Эту «посредственность» Ло Гатто считает «созданием русского национального духа» и «чудесным доказательством умственного богатства русского народа на самой заре его государственной жизни». Это говорит итальянец.

А вот что писал немец Вильгельм Гримм. Он сравнивал его с «целительным и освежающим альпийским потоком, вырывающимся из недр земли, с неведомым ботанику и новооткрытым растением, чьи формы просты, но поражают законченностью и совершенством… Чья внешность производит необычайное впечатление и заставляет удивляться неистощимой творческой силе природы».

Правда, новейшие немецкие ученые, никак не могущие представить себе, что Untеrmеnsсh'и - славяне могут создать что-либо подобное, стараются найти в «Слове» германское влияние, но это не меняет дела: ценность «Слова» и для них несомненна. Несомненна настолько, что они не могут удержаться, чтобы не укрыться под тень славы этого произведения.

Насколько велико значение и влияние такой «посредственности», как «Слово», можно судить уже по тому, что политико-эконом Карл Маркс глубоко интересовался «Словом» и оживленно переписывался по этому поводу с Фр. Энгельсом. Значит, было что-то особо притягательное в «Слове», что им интересовались два политикоэконома.
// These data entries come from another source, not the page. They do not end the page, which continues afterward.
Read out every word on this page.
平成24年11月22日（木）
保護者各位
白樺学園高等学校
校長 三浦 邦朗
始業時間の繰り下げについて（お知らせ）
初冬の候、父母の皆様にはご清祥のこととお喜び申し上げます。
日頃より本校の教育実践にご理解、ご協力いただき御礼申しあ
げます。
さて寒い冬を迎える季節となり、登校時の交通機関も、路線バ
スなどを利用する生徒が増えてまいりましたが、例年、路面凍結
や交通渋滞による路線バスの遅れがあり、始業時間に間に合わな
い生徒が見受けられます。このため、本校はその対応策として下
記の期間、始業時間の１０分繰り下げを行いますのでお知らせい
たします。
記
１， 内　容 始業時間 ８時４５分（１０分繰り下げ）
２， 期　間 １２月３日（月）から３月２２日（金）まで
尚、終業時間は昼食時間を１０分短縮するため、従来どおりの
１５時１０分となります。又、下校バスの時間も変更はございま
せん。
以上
Англичанин Л. Магнус (1915 г.) в работе о «Слове», изданной Оксфордским университетом, писал:

«Поэма абсолютно конкретна, точность ее объясняется близкой связью с современными летописями в стиле, грамматике и содержании… Рассказ о битве, как заметили многие комментаторы, столь резко очерчен и содержит такие подтверждающие и убедительные подробности, что все это заставляет предполагать, что поэт был либо очевидцем, либо участником сражения».
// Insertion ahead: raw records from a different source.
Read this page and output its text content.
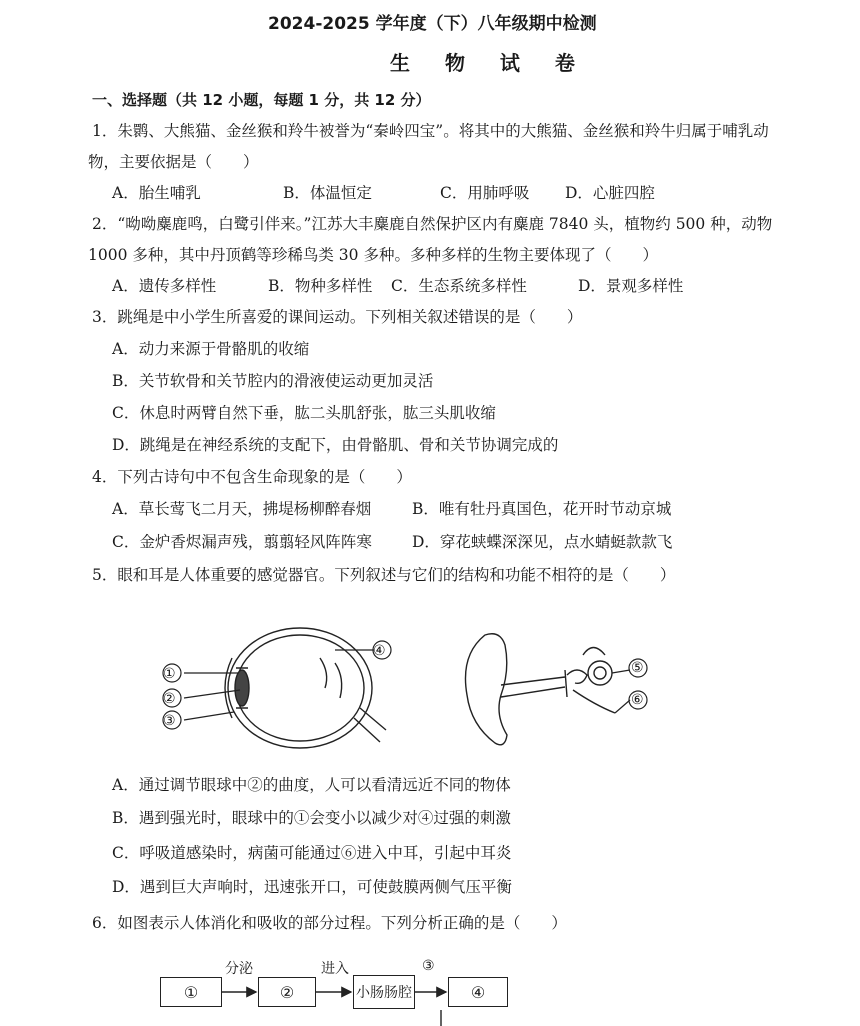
2024-2025 学年度（下）八年级期中检测
生 物 试 卷
一、选择题（共 12 小题，每题 1 分，共 12 分）
1．朱鹮、大熊猫、金丝猴和羚牛被誉为“秦岭四宝”。将其中的大熊猫、金丝猴和羚牛归属于哺乳动
物，主要依据是（　　）
A．胎生哺乳	B．体温恒定	C．用肺呼吸 D．心脏四腔
2．“呦呦麋鹿鸣，白鹭引伴来。”江苏大丰麋鹿自然保护区内有麋鹿 7840 头，植物约 500 种，动物
1000 多种，其中丹顶鹤等珍稀鸟类 30 多种。多种多样的生物主要体现了（　　）
A．遗传多样性	B．物种多样性 C．生态系统多样性	D．景观多样性
3．跳绳是中小学生所喜爱的课间运动。下列相关叙述错误的是（　　）
A．动力来源于骨骼肌的收缩
B．关节软骨和关节腔内的滑液使运动更加灵活
C．休息时两臂自然下垂，肱二头肌舒张，肱三头肌收缩
D．跳绳是在神经系统的支配下，由骨骼肌、骨和关节协调完成的
4．下列古诗句中不包含生命现象的是（　　）
A．草长莺飞二月天，拂堤杨柳醉春烟	B．唯有牡丹真国色，花开时节动京城
C．金炉香烬漏声残，翦翦轻风阵阵寒	D．穿花蛱蝶深深见，点水蜻蜓款款飞
5．眼和耳是人体重要的感觉器官。下列叙述与它们的结构和功能不相符的是（　　）
①
②
③
④
⑤
⑥
A．通过调节眼球中②的曲度，人可以看清远近不同的物体
B．遇到强光时，眼球中的①会变小以减少对④过强的刺激
C．呼吸道感染时，病菌可能通过⑥进入中耳，引起中耳炎
D．遇到巨大声响时，迅速张开口，可使鼓膜两侧气压平衡
6．如图表示人体消化和吸收的部分过程。下列分析正确的是（　　）
①
分泌
②
进入
小肠肠腔
③
④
«Стиль произведения энергичен и полон силы… Точность и сжатость, соединенные с поэтическим представлением и изобилием поэтических образов, взятых из мира природы, - вот определительные черты стиля «Слова». Автор «Слова», по мнению Л. Магнуса, «искренний патриот, он обладает точным знанием истории своей страны и сожалеет о мелочном эгоизме многочисленных князей, между которыми раздроблены крупные территории.

Единая Русь - цель его стремлений, и, может быть, по этой причине он употребляет слово «русичи», т. е. сыновья Руси, ласковое отчество, никем не употребленное ни до, ни после него для обозначения русского народа».